Tsai affirms recognition of the ROC

2011 CONSENSUS?:The KMT under Ma and the DPP under Tsai both agree that the ROC exists, but they each maintain different interpretations as to what that entails

By Mo Yan-chih and Jake Chung  /  Staff Reporters, with CNA

Mon, Oct 10, 2011 - Page 1

Comments by Democratic Progressive Party (DPP) Chairperson Tsai Ing-wen (蔡英文) on Saturday that were seen as affirming her recognition of the Republic of China (ROC) drew mixed responses from the government and members of the green camp.

Addressing a campaign event in Greater Kaohsiung, Tsai, a candidate in January’s presidential election, said the ROC was Taiwan and Taiwan was the ROC, adding that the ROC government today was no longer a foreign government.

Tsai said that in the past 62 years, the ROC only existed in Taiwan and had blended with the land and its people.

“The majority of the people in Taiwan agree that Taiwan is the ROC and the ROC is Taiwan,” she said.

Explaining Tsai’s remarks yesterday, DPP spokesman Chen Chi-mai (陳其邁) said they did not signify a departure from the party’s previous stance on sovereignty, nor were they timed to coincide with the ROC’s centennial celebrations.

Anyone who has studied the party’s platform in the past decade will know that this view is consistent and logical, he said.

Tsai’s remarks prompted some soul-searching in the green camp.

“The DPP can say what it wants and we’ll say what we want, as long as we get enough votes to win the election,” Taiwanese Society of International Law (TSIL) secretary-general Lee Ming-chun (李明峻) said -yesterday. “We are absolutely against the ROC, but it doesn’t matter that Tsai says that Taiwan is the ROC. We believe in her and we can change that after we win the election.”
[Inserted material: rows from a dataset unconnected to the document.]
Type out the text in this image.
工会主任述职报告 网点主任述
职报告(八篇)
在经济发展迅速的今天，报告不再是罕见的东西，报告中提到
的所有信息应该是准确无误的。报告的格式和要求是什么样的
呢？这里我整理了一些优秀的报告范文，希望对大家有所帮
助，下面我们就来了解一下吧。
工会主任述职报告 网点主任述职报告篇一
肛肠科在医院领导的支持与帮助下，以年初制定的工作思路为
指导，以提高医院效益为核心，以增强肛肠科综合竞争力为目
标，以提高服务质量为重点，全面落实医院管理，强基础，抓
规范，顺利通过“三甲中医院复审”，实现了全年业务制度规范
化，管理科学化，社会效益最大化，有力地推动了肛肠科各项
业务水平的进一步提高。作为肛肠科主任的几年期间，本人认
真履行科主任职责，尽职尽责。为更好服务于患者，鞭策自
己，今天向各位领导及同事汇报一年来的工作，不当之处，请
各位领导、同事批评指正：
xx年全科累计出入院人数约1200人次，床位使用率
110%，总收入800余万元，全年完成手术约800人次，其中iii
Tsai’s comments were also discussed at the ROC and Taiwan’s Historical Lessons from the 1971 UN meeting hosted by the Taiwan National Alliance.

Chen Yi-shen (陳儀深), an associate researcher at the Institute of Modern History at Academia Sinica, said Tsai was a candidate in the presidential election and that elections “have their own language.”

Many are aware that the ROC and Taiwan are two faces of the same coin, Chen said, adding that the ROC Tsai was talking about was different from the ROC President Ma Ying-jeou (馬英九) referred to.

Ma’s ROC is one that overlaps with China, Chen said, adding that Tsai’s ROC was an extension of the ROC from former presidents Lee Teng-hui (李登輝) and Chen Shui-bian (陳水扁).

TSIL convener Yao Chia-wen (姚嘉文) said the presennt ROC referred to Taiwan proper plus the islands of Kinmen, Penghu and Matsu rather than China in its entirety.

“An inappropriate name is a hassle and we need to promote the rectification our nation’s name to the Republic of Taiwan,” Yao said.

The Presidential Office welcomed Tsai’s remarks, saying they affirmed her recognition of the ROC, and called on her to attend today’s ROC centennial ceremonies.

“Although Chairperson Tsai had a completely different interpretation on the issue, we acknowledge her willingness to recognize the ROC,” Presidential Office spokesman Fan Chiang Tai-chi (范姜泰基) said.

Fan Chiang said Tsai’s latest rhetoric was a deviation from her previous description of the ROC government as “a government-in-exile,” adding that Tsai should stop changing her position on the issue of national identity.

“[Recognizing the legitimacy of the ROC government] is what a presidential candidate of the ROC should do and her latest comments reflect the opinion of the majority of people in Taiwan. We expect her not to change her position again,” he said.